The eighth edition of the biennial Seatrade Maritime Middle East (SMME) exhibition and conference, which takes place in Dubai from 31 October to 2 November 2016, will open with an economic forum session addressing the challenges and prospects for the industry in light of future oil price forecasts, the state of the Middle East economy and the effect of the Chinese trade slowdown on the region’s maritime sector.
SMME, a part of Dubai Maritime Week, has speakers and delegates representing international and regional shipping operators, ports, financiers and associated maritime professionals, who will gather for a high profile 90-minute panel session, moderated by broadcast journalist, Eithne Treanor, that will set the tone for the three-day conference and exhibition.
According to data released by FocusEconomics, Middle East and North Africa (MENA) region growth continues to be hampered by geopolitical risks and weak global growth, with oil-driven economies most impacted in light of the unstable oil price scenario, with regional consolidation also hampering short-term growth. The online forecast expects inflation at 4.6% in 2016, increasing to 4.9% in 2017.
“In its August 2016 update, FocusEconomics’ panel of analysts kept the region’s growth projections stable at a conservative 2.3% (growing to 3% in 2017), which, if it holds will be the weakest growth rate since the apex of the financial crisis in 2009. This is sounding a warning bell for government and industry leaders across the region, and SMME 2016 will provide a timely and essential platform for discussion as the maritime community looks at ways to mitigate, consolidate and re-strategise amidst this prolonged period of uncertainty,” said Chris Hayman, Chairman, Seatrade.
Held under the patronage of HH Sheikh Hamdan bin Mohamed bin Rashid Al Maktoum, Crown Prince of Dubai, SMME is the largest maritime event in the regional calendar
Other panelists at the opening session include Abdulrahman Essa Al-Mannai, President & CEO, Milaha; Marcus Machin, CEO, Tufton Oceanic Finance Group; Admiral Mohab Mohamed Mameesh, Chairman & MD, Suez Canal Authority; Tim Power, MD, Drewry; and Jamal Majid Bin Thaniah, Non-Executive Director and Vice Chairman, DP World.

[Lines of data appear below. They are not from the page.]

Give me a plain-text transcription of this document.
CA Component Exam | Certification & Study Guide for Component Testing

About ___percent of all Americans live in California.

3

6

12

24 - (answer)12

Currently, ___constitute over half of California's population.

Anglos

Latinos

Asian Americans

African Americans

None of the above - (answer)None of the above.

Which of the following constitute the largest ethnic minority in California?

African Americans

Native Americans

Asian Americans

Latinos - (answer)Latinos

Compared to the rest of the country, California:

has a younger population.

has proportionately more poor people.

According to Mr Hayman, amongst other issues likely to affect the regional maritime sector, such as Europe’s refugee and debt crises, US monetary tightening and Brexit, the panelists will also debate the impact of China’s slowing trade and the country’s economic stability.
“At the start of 2016, the IMF warned that the effect of China rebalancing its economy will continue to impact global economic growth through 2017. However, it also highlighted a gradual improvement of growth rates for some currently ‘distressed’ Middle Eastern economies, which could – in the longer term – see a revival of maritime opportunity in certain locations.
“But with other geopolitical issues in play, including ongoing discussions surrounding the need for a production limitation commitment from Russia and Saudi Arabia, which was a major talking point at the recent G20 Summit in China, as well as the impact of the US’ shale oil market on future crude oil prospects, this is a challenging market for the MENA maritime industry at present.”
More than 7,000 participants from 67 countries are expected throughout the show, which is set to evaluate current market challenges as well as look at ground-breaking case studies such as Egypt’s Suez Canal expansion, alongside a series of technical forums in association with IMarEST.
Over 240 exhibitors from more than 30 countries will also be represented on the exhibition floor this year, which extends to over 4,300 square metres – Japan, Denmark, Qatar, Singapore are participating with dedicated country pavilions. Major delegations from Saudi Arabia, UK, Egypt and China, will be visiting the 61st International Shipsuppliers & Services Association’s (ISSA) Convention, which is a partner of SMME 2016.